E’ stata depositata il 12 aprile 2022, l’ordinanza con cui la Consulta ha deciso di sollevare, disponendone la trattazione innanzi a sé, questioni di legittimità costituzionale del quarto periodo dell’art. 13, comma 2, del Decreto-legge n. 201/2011, in tema di esenzione dall’imposta municipale unica (IMU).
La norma in esame è stata censurata nella parte in cui, ai fini del riconoscimento della relativa agevolazione, definisce quale abitazione principale quella in cui si realizza la contestuale sussistenza del duplice requisito della residenza anagrafica e della dimora abituale non solo del possessore, ma anche del suo nucleo familiare.

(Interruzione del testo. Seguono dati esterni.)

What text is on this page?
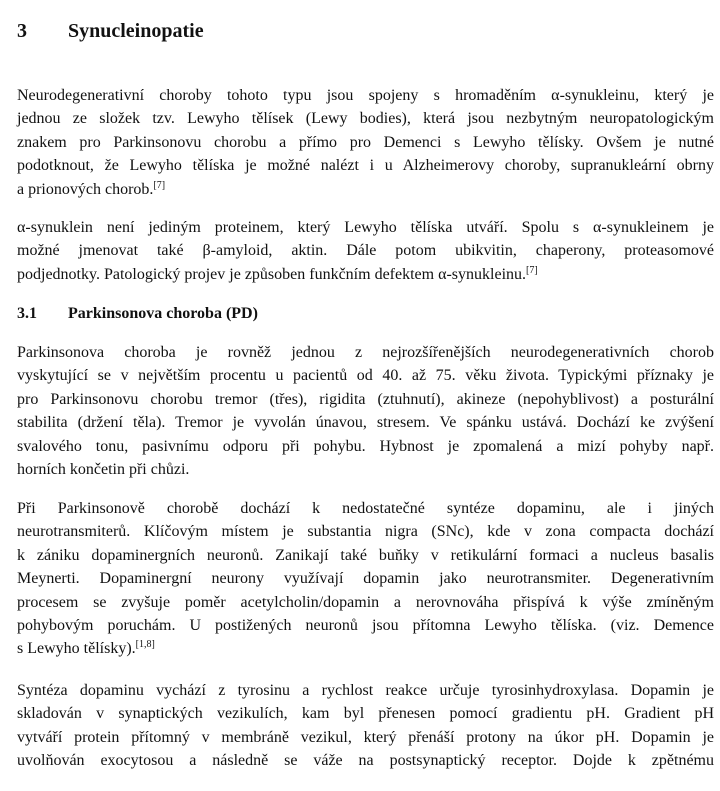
3 Synucleinopatie
Neurodegenerativní choroby tohoto typu jsou spojeny s hromaděním α-synukleinu, který je
jednou ze složek tzv. Lewyho tělísek (Lewy bodies), která jsou nezbytným neuropatologickým
znakem pro Parkinsonovu chorobu a přímo pro Demenci s Lewyho tělísky. Ovšem je nutné
podotknout, že Lewyho tělíska je možné nalézt i u Alzheimerovy choroby, supranukleární obrny
a prionových chorob.[7]
α-synuklein není jediným proteinem, který Lewyho tělíska utváří. Spolu s α-synukleinem je
možné jmenovat také β-amyloid, aktin. Dále potom ubikvitin, chaperony, proteasomové
podjednotky. Patologický projev je způsoben funkčním defektem α-synukleinu.[7]
3.1 Parkinsonova choroba (PD)
Parkinsonova choroba je rovněž jednou z nejrozšířenějších neurodegenerativních chorob
vyskytující se v největším procentu u pacientů od 40. až 75. věku života. Typickými příznaky je
pro Parkinsonovu chorobu tremor (třes), rigidita (ztuhnutí), akineze (nepohyblivost) a posturální
stabilita (držení těla). Tremor je vyvolán únavou, stresem. Ve spánku ustává. Dochází ke zvýšení
svalového tonu, pasivnímu odporu při pohybu. Hybnost je zpomalená a mizí pohyby např.
horních končetin při chůzi.
Při Parkinsonově chorobě dochází k nedostatečné syntéze dopaminu, ale i jiných
neurotransmiterů. Klíčovým místem je substantia nigra (SNc), kde v zona compacta dochází
k zániku dopaminergních neuronů. Zanikají také buňky v retikulární formaci a nucleus basalis
Meynerti. Dopaminergní neurony využívají dopamin jako neurotransmiter. Degenerativním
procesem se zvyšuje poměr acetylcholin/dopamin a nerovnováha přispívá k výše zmíněným
pohybovým poruchám. U postižených neuronů jsou přítomna Lewyho tělíska. (viz. Demence
s Lewyho tělísky).[1,8]
Syntéza dopaminu vychází z tyrosinu a rychlost reakce určuje tyrosinhydroxylasa. Dopamin je
skladován v synaptických vezikulích, kam byl přenesen pomocí gradientu pH. Gradient pH
vytváří protein přítomný v membráně vezikul, který přenáší protony na úkor pH. Dopamin je
uvolňován exocytosou a následně se váže na postsynaptický receptor. Dojde k zpětnému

La decisione di autorimessione era stata anticipata con comunicato dell’Ufficio stampa della Corte del 24 marzo, emanato all’esito della Camera di consiglio tenuta in pari data.

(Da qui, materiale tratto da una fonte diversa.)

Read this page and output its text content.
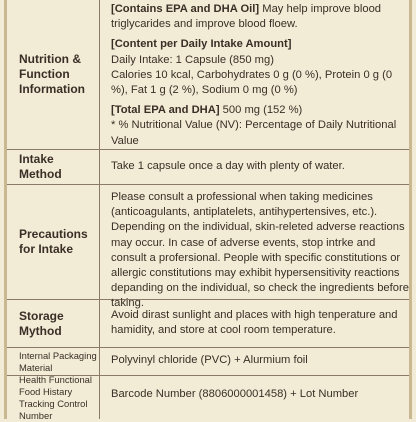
Nutrition & Function Information

[Contains EPA and DHA Oil] May help improve blood triglycarides and improve blood floew.

[Content per Daily Intake Amount]

Daily Intake: 1 Capsule (850 mg)

Calories 10 kcal, Carbohydrates 0 g (0 %), Protein 0 g (0 %), Fat 1 g (2 %), Sodium 0 mg (0 %)

[Total EPA and DHA] 500 mg (152 %)

* % Nutritional Value (NV): Percentage of Daily Nutritional Value

Intake Method
Take 1 capsule once a day with plenty of water.
Precautions for Intake
Please consult a professional when taking medicines (anticoagulants, antiplatelets, antihypertensives, etc.). Depending on the individual, skin-releted adverse reactions may occur. In case of adverse events, stop intrke and consult a profersional. People with specific constitutions or allergic constitutions may exhibit hypersensitivity reactions depanding on the individual, so check the ingredients before taking.
Storage Mythod
Avoid dirast sunlight and places with high tenperature and hamidity, and store at cool room temperature.
Internal Packaging Material
Polyvinyl chloride (PVC) + Alurmium foil
Health Functional Food Histary Tracking Control Number
Barcode Number (8806000001458) + Lot Number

Nell’ordinanza depositata il 12 aprile – n. 94/2022 – sono illustrate le motivazioni alla base delle questioni di legittimità costituzionale sollevate dalla Corte, questioni ritenute pregiudiziali e strumentali rispetto a quella da cui le stesse hanno tratto spunto, vale a dire il dubbio sollevato dalla Commissione tributaria provinciale di Napoli con cui si chiedeva di dichiarare incostituzionale solo la disposizione che – secondo l’interpretazione data dalla Cassazione – esclude per entrambi i coniugi o i partner dell’unione civile l’esenzione dall’IMU per l’abitazione principale, qualora uno di essi abbia la residenza anagrafica in un immobile ubicato in un altro Comune.

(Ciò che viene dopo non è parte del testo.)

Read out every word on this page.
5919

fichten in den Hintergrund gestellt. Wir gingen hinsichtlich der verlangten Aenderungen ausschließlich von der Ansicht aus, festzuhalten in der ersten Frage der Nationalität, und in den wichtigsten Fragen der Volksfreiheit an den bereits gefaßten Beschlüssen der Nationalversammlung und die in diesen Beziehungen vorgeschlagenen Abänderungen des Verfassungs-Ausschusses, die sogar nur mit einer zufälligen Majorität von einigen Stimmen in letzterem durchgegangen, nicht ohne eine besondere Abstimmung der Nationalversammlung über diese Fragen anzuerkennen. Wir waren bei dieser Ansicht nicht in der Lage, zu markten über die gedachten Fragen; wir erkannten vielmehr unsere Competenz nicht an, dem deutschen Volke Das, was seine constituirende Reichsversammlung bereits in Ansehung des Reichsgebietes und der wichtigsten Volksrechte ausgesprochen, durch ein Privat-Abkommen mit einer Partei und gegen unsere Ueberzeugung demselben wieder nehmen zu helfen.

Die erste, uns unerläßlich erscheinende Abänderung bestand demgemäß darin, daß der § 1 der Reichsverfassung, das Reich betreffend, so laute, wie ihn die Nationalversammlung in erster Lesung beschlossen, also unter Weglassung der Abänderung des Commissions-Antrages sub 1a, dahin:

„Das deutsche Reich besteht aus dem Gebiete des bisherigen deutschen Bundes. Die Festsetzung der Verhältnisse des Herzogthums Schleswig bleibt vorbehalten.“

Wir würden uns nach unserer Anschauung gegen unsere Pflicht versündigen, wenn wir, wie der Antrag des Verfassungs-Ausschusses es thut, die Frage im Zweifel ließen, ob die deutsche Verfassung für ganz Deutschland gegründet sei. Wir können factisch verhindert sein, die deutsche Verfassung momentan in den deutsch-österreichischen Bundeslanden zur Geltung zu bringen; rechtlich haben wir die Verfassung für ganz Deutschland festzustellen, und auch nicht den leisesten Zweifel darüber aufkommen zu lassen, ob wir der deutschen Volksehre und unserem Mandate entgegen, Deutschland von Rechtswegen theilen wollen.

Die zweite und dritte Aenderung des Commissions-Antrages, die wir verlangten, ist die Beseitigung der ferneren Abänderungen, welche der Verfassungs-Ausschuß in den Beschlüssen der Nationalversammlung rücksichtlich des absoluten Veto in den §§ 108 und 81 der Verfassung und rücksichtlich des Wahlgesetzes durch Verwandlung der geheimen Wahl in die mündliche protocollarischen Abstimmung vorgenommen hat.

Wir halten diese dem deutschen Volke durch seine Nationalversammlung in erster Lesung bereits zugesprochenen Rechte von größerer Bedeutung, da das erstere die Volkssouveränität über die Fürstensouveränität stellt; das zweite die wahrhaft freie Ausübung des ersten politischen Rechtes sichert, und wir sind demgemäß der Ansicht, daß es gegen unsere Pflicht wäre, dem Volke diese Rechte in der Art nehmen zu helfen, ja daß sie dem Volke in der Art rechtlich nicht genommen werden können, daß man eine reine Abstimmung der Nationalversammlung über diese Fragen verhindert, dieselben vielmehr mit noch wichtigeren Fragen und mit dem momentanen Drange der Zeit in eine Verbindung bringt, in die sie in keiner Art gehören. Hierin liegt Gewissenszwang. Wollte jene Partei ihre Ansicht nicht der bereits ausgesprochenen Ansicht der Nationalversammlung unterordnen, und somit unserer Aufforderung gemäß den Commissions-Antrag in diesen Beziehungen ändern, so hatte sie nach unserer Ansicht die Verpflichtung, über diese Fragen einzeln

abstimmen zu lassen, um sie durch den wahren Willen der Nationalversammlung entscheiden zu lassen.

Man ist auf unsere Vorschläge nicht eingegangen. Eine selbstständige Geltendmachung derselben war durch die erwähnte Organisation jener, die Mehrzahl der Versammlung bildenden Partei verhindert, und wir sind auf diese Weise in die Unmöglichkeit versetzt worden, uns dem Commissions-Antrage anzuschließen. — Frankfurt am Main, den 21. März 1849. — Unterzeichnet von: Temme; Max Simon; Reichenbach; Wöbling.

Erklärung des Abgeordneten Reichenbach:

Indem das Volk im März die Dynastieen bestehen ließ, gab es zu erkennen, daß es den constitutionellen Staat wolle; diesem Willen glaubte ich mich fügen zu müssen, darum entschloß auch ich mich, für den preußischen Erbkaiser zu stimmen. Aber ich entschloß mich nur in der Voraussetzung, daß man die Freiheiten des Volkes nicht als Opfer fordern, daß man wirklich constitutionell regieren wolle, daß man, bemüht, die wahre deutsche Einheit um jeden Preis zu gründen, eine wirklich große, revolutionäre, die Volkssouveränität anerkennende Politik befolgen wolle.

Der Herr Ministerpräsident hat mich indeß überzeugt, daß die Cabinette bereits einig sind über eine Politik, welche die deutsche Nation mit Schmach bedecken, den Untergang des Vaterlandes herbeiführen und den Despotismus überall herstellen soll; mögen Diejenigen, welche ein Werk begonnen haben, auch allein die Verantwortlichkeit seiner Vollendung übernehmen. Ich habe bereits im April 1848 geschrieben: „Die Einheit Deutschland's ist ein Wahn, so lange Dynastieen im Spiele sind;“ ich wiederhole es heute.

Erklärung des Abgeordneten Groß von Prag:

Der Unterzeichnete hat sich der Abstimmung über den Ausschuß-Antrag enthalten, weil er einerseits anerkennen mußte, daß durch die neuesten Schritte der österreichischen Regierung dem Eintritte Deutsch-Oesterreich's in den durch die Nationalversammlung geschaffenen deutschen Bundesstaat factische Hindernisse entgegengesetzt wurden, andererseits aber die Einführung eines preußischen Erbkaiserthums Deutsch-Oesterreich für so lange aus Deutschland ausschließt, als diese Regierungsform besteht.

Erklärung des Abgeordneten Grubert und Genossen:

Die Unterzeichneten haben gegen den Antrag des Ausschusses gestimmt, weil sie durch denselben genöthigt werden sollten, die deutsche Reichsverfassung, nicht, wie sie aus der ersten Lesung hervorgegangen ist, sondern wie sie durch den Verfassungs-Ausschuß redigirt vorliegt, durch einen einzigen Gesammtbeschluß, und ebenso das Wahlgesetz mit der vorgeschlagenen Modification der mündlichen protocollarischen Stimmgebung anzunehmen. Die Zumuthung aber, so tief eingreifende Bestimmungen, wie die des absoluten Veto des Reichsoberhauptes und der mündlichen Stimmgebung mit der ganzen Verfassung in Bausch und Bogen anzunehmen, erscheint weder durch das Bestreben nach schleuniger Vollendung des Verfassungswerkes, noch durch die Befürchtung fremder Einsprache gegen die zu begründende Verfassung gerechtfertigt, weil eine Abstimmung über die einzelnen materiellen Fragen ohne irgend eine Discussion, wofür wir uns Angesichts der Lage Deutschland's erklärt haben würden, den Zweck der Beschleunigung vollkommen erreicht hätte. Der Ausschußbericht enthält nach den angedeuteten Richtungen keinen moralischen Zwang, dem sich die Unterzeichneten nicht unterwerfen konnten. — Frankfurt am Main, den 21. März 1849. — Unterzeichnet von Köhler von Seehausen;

Secondo la Corte costituzionale – si legge, sul punto, nel testo dell’ordinanza – le questioni sollevate dal giudice rimettente “sono strettamente connesse alla più ampia e pregiudiziale questione derivante dalla regola generale stabilita dal quarto periodo del medesimo art. 13, comma 2, del d.l. n. 201 del 2011, che, ai fini del riconoscimento della suddetta agevolazione, definisce quale abitazione principale quella in cui si realizza la contestuale sussistenza del duplice requisito della residenza anagrafica e della dimora abituale non solo del possessore ma anche del suo nucleo familiare”.
La Corte ha quindi focalizzato la disamina sul nesso con il nucleo familiare, non presente nella originaria disciplina dell’IMU, sottolineando come la relativa e successiva previsione, ai fini della definizione di abitazione principale, abbia determinato un diverso trattamento del nucleo familiare rispetto non solo alle persone singole ma anche alle coppie di mero fatto.
Difatti, fino a quando il rapporto non si stabilizza nel matrimonio o nell’unione civile, la struttura della norma consente a ognuno dei partner di accedere all’esenzione per la rispettiva abitazione principale.
Apparirebbe, ciò posto, non manifestamente infondata la questione pregiudiziale sulla indicata regola generale, in relazione agli artt. 3, 31 e 53, primo comma, della Carta costituzionale.
Viene evidenziato, infatti, come possa dubitarsi dell’esistenza di un ragionevole motivo di differenziazione tra la situazione dei possessori degli immobili in quanto tali e quella dei possessori degli stessi in riferimento al nucleo familiare, “quando, come spesso accade nell’attuale contesto, effettive esigenze comportino la fissazione di differenti residenze anagrafiche e dimore abituali da parte dei relativi componenti del nucleo familiare”.
In dubbio, in riferimento al principio di capacità contributiva, anche la maggiore capacità contributiva del nucleo familiare rispetto alle persone singole, tra l’altro in relazione a un’imposta di tipo reale quale l’IMU.
La Consulta, sul punto, ha richiamato una sua precedente pronuncia (n. 179/1976) nel cui testo aveva precisato che “non è dimostrato né dimostrabile, anche per la grande varietà delle possibili ipotesi e delle situazioni concrete (caratterizzate tra l’altro, dalla esistenza dei figli), che in ogni caso” per effetto del matrimonio “si abbia un aumento della capacità contributiva dei due soggetti insieme considerati”.
Senza contare che la disciplina in oggetto non sembrerebbe agevolare, con misure economiche e altre provvidenze, la formazione della famiglia e l’adempimento dei relativi compiti, comportando, anzi, per i nuclei familiari, un trattamento peggiore rispetto a quello delle persone singole e delle convivenze di mero fatto.
In definitiva, la Corte costituzionale ha ritenuto di non potersi esimere dal risolvere pregiudizialmente le “autosollevate” questioni di legittimità.
A tal fine, ha sospeso il giudizio de quo “fino alla definizione delle questioni di legittimità costituzionale di cui sopra”, ordinando che la cancelleria provveda agli adempimenti di legge.